Red Shouldered Parrakeet

CRESTED GOAT SUCKER. Order III. Passerine. Genus XLV.

This bird is somewhat smaller than our European species, measuring only nine inches and a half in length. The general colour of the plumage on the upper parts is dark-brown, mottled and crossed with obscure whitish bars: the quills are plain brown, but five or six of the outer ones marked with dusky white spots on the outer webs: the tail is rounded in shape, and marked with twelve narrow bars of a dusky white, mottled with black, as are the various whitish marks on the upper parts: the under parts of the body are more or less white; but the fore part of the neck and breast are crossed with numerous dusky bars: the bill is black, but the gape and within yellow; the sides of the mouth furnished with bristles, as in other goat-suckers; besides which, at the base of the bill are ten or twelve erect stiff bristles, thinly barbed on their sides, and standing perfectly upright as a crest, giving the bird a singular appearance: the legs are weak, longer than in most of the tribe, and of a pale yellow colour; claws brown.

New Holland Goat-sucker

NEW HOLLAND CASSOWARY. Order VI. Struthious. Genus LIX. Cassowary.

This is a species differing in many particulars from that generally known, and is a much larger bird, standing higher on its legs, and having the neck longer than in the common one. Total length seven feet two inches. The bill is not greatly different from that of the common Cassowary; but the horny appendage, or helmet on the top of the head, in this species is totally wanting: the whole of the head and neck is also covered with feathers, except the throat and fore part of the neck about half way, which are not so well feathered as the rest; whereas in the common Cassowary, the head and neck are bare and carunculated as in the turkey.

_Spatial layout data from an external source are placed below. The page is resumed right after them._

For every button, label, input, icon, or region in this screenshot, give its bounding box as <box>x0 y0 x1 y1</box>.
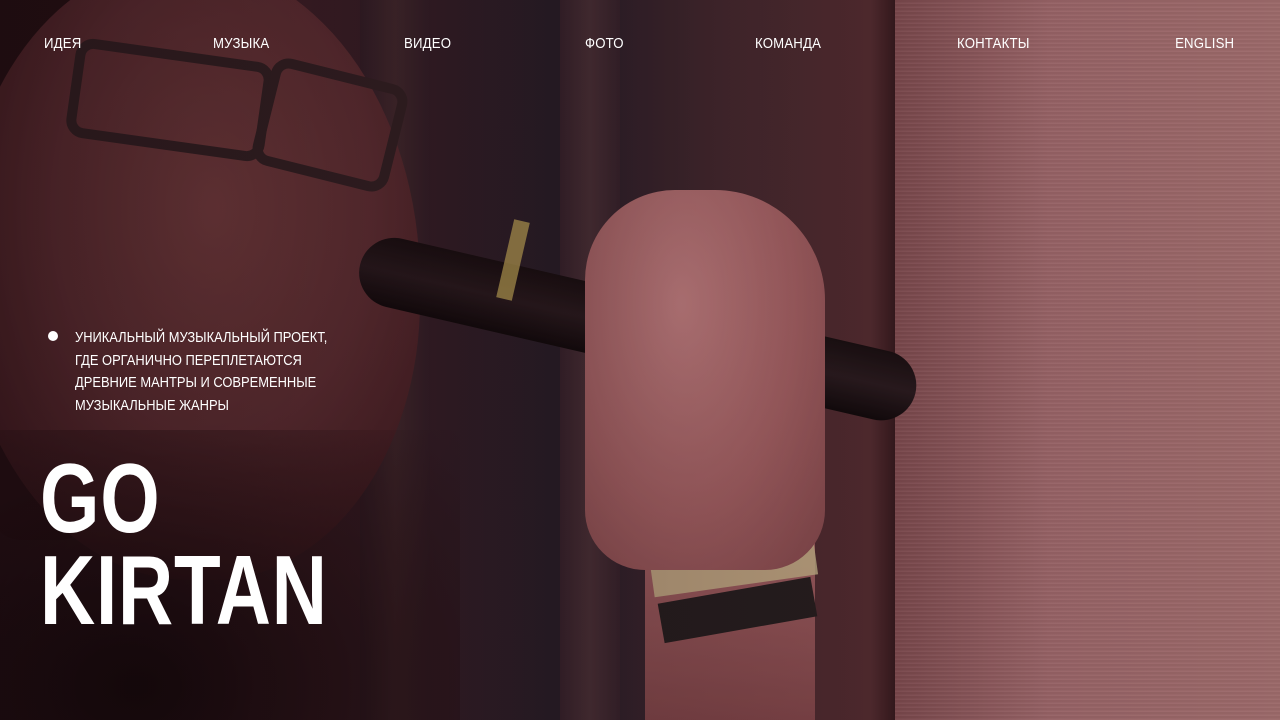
nav-link-english[interactable]: ENGLISH <box>1175 35 1234 52</box>
title-line-kirtan: KIRTAN <box>40 535 328 645</box>
tagline-text: УНИКАЛЬНЫЙ МУЗЫКАЛЬНЫЙ ПРОЕКТ, ГДЕ ОРГАН… <box>75 329 328 414</box>
page-title: GO KIRTAN <box>40 443 328 645</box>
hero-tagline: УНИКАЛЬНЫЙ МУЗЫКАЛЬНЫЙ ПРОЕКТ, ГДЕ ОРГАН… <box>48 327 388 417</box>
nav-link-team[interactable]: КОМАНДА <box>755 35 821 52</box>
main-navigation: ИДЕЯ МУЗЫКА ВИДЕО ФОТО КОМАНДА КОНТАКТЫ … <box>44 32 1234 54</box>
nav-link-contacts[interactable]: КОНТАКТЫ <box>957 35 1030 52</box>
bullet-dot-icon <box>48 331 58 341</box>
hero-page: ИДЕЯ МУЗЫКА ВИДЕО ФОТО КОМАНДА КОНТАКТЫ … <box>0 0 1280 720</box>
nav-link-video[interactable]: ВИДЕО <box>404 35 451 52</box>
title-line-go: GO <box>40 443 161 553</box>
nav-link-idea[interactable]: ИДЕЯ <box>44 35 81 52</box>
nav-link-photo[interactable]: ФОТО <box>585 35 624 52</box>
nav-link-music[interactable]: МУЗЫКА <box>213 35 269 52</box>
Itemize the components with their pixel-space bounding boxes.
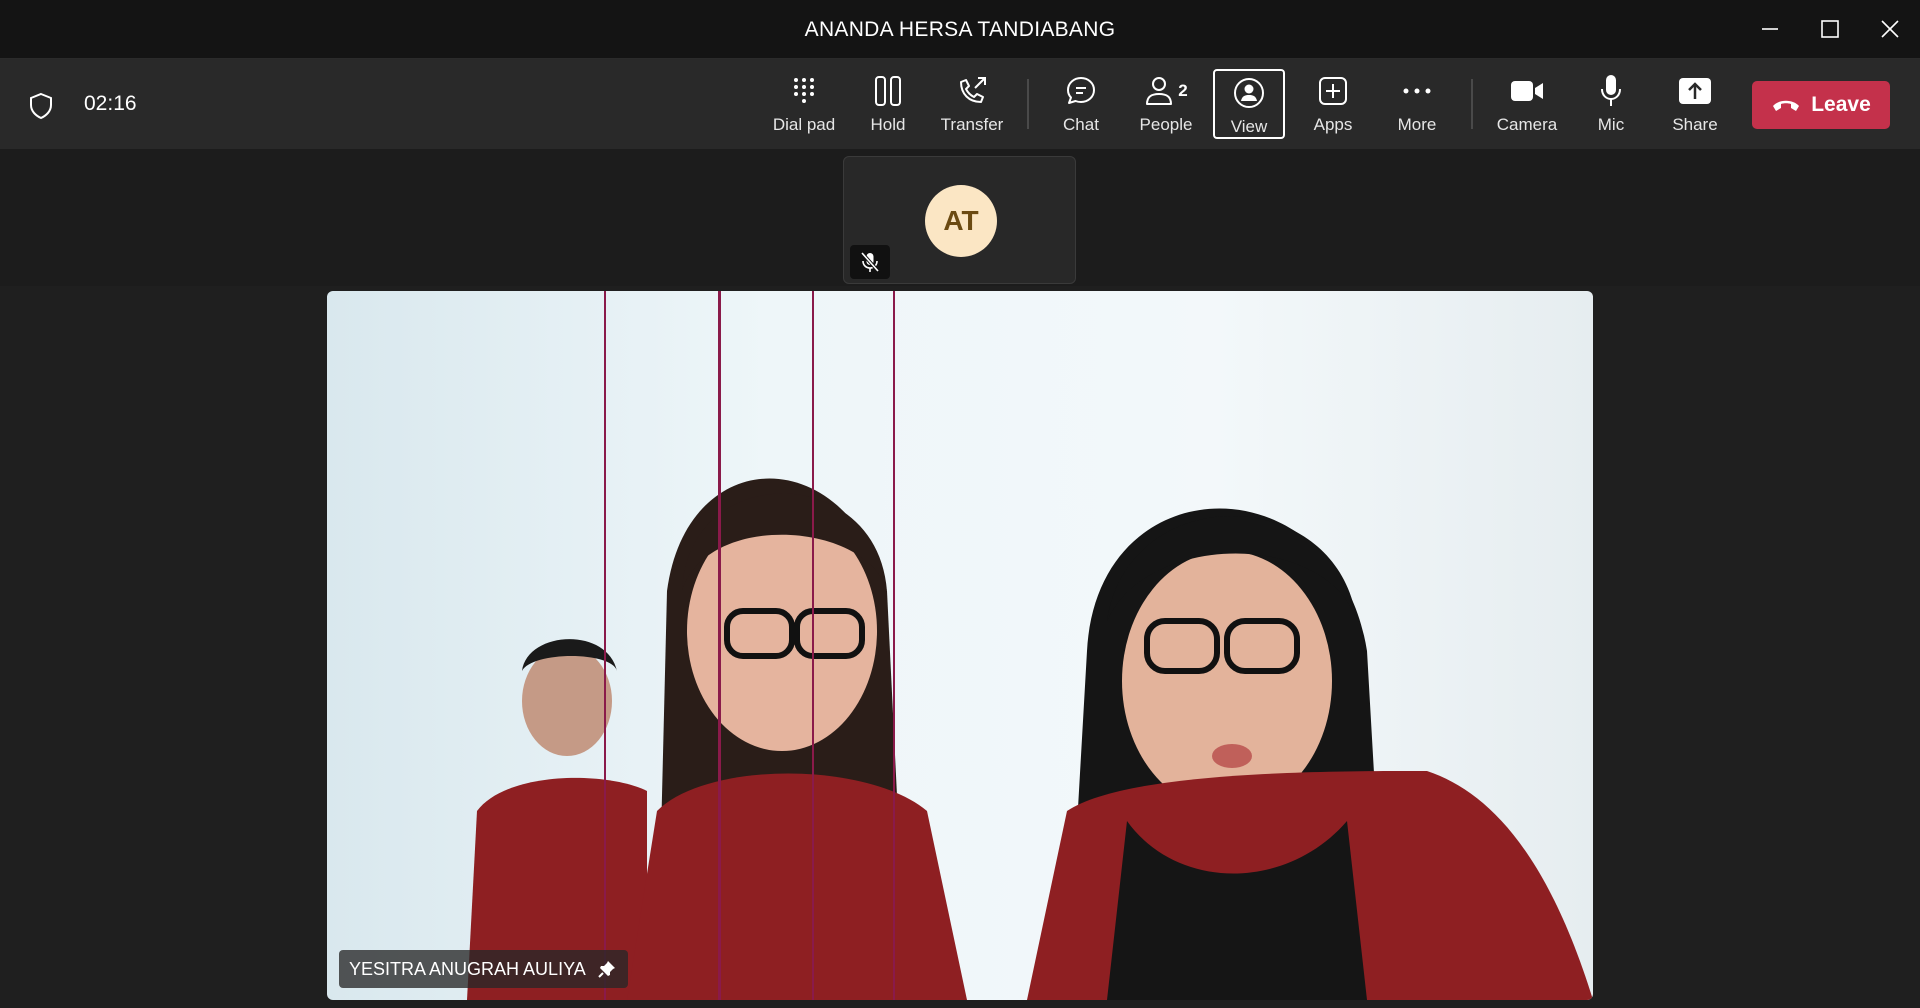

The plumage in general consists of a mixture of brown and grey, and the feathers are somewhat curled or bent at the ends in the natural state: the wings are so very short as to be totally useless for flight, and indeed, are scarcely to be distinguished from the rest of the plumage, were it not for their standing out a little. The long spines which are seen in the wings of the common sort, are in this not observable,--nor is there any appearance of a tail. The legs are stout, formed much as in the Galeated Cassowary, with the addition of their being jagged or sawed the whole of their length at the back part.